Aunque siempre queda mucho por hacer para “los pobres”.

«El que tenga dos túnicas, dé una al que no tiene; y el que tenga qué comer, haga otro tanto»

Tenemos muchas riquezas para poner en común, aunque a veces no nos parezca. Tenemos una sensibilidad que afinar, conocimientos que adquirir para poder ayudar concretamente, para encontrar el modo de vivir la fraternidad. En el corazón tenemos afecto que podemos dar, cordialidad que podemos expresar, alegría que podemos comunicar. Tenemos tiempo para poner a disposición, oraciones, riquezas interiores para poner en común con la palabra o por escrito; además, a veces también tenemos cosas, un bolso, lapiceras, libros, dinero, casas, medios de transporte que se pueden poner a disposición… A lo mejor acumulamos muchas cosas pensando que algún día nos pueden resultar útiles, pero mientras tanto al lado nuestro hay alguien que tiene una necesidad urgente.
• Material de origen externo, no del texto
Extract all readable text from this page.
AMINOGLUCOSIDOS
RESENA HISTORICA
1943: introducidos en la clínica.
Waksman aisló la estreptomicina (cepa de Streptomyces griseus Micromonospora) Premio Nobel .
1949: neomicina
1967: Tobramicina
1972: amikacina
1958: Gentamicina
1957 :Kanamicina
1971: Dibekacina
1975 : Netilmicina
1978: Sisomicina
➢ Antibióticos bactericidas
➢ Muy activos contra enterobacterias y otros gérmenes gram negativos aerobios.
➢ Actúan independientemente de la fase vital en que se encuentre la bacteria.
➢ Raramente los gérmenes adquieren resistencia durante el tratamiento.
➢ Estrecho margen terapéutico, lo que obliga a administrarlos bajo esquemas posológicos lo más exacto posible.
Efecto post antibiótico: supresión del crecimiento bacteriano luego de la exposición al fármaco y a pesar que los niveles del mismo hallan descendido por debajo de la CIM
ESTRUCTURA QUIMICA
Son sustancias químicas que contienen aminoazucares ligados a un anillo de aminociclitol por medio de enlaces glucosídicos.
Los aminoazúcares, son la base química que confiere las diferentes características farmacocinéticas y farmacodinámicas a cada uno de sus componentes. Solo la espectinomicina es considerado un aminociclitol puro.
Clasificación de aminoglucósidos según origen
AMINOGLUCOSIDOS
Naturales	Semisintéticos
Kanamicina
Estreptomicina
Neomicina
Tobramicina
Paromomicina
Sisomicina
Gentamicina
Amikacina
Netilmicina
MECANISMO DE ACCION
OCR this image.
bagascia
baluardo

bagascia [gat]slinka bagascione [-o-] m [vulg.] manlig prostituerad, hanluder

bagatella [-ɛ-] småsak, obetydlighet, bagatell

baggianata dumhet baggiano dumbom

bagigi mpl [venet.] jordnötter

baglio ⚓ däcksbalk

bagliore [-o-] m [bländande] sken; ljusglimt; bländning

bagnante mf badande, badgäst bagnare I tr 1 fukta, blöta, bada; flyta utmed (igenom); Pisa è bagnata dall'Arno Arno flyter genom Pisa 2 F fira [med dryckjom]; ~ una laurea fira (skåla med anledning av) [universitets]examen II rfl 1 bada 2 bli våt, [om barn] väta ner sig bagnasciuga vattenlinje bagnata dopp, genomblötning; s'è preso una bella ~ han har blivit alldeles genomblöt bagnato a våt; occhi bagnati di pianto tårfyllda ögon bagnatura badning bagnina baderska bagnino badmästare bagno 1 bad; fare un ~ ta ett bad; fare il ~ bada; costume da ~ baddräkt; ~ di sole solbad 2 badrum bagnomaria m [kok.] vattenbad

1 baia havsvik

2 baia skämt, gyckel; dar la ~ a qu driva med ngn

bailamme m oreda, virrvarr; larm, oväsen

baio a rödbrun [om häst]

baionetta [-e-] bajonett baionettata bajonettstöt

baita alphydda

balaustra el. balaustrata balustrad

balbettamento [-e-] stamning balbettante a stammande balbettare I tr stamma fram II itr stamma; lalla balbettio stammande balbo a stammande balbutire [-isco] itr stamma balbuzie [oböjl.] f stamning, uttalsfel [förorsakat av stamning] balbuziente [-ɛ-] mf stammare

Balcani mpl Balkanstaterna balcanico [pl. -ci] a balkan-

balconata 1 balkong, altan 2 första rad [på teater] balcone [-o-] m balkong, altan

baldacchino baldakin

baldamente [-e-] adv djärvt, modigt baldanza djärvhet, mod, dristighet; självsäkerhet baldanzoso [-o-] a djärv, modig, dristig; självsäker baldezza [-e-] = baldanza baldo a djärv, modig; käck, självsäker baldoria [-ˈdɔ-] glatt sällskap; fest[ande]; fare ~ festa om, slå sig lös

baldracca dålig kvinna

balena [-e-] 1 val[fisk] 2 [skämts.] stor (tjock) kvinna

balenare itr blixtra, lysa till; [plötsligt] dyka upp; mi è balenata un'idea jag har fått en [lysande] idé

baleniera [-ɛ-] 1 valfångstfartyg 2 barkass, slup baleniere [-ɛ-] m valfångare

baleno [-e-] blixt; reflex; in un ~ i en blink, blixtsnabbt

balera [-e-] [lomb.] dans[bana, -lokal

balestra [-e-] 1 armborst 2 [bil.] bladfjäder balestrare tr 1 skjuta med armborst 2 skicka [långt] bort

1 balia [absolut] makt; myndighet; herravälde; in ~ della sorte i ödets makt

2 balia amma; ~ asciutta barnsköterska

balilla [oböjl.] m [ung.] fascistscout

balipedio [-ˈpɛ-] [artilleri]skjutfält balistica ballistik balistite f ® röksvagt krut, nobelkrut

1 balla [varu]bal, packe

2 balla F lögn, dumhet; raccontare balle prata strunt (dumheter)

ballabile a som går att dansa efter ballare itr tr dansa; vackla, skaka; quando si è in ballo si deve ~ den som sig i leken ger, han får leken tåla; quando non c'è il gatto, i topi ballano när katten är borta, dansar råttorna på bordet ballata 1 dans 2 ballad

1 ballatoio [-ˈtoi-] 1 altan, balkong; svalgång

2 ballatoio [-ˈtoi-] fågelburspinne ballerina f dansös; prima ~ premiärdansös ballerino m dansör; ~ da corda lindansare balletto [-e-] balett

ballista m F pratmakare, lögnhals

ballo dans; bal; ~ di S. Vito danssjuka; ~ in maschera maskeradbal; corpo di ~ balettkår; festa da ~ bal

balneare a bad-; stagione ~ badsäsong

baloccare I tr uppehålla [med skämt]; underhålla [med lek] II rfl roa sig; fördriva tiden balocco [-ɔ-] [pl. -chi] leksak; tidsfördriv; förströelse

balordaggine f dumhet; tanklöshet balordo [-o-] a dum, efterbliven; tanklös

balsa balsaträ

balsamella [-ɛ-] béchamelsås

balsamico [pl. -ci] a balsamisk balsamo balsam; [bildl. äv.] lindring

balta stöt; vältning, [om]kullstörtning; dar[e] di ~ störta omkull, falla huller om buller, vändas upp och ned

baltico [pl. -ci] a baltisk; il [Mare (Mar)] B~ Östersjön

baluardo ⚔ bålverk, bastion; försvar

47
Así como cada planta sólo absorbe de la tierra el agua que le es necesaria, también nosotros tratemos de tener sólo lo que hace falta. Además, es mejor que cada tanto nos demos cuenta de que falta algo; mejor ser un poco pobres, que un poco ricos.
“Si todos nos conformáramos con lo necesario –decía San Basilio-, y diéramos lo superfluo al necesitado, no habría más ricos ni pobres”.
Hagamos la prueba, comencemos a vivir así. Ciertamente Jesús no dejará de hacernos llegar el céntuplo; tendremos la posibilidad de seguir dando. Al final, nos dirá que todo lo que hemos dado, a cualquiera, se lo hemos dado a él.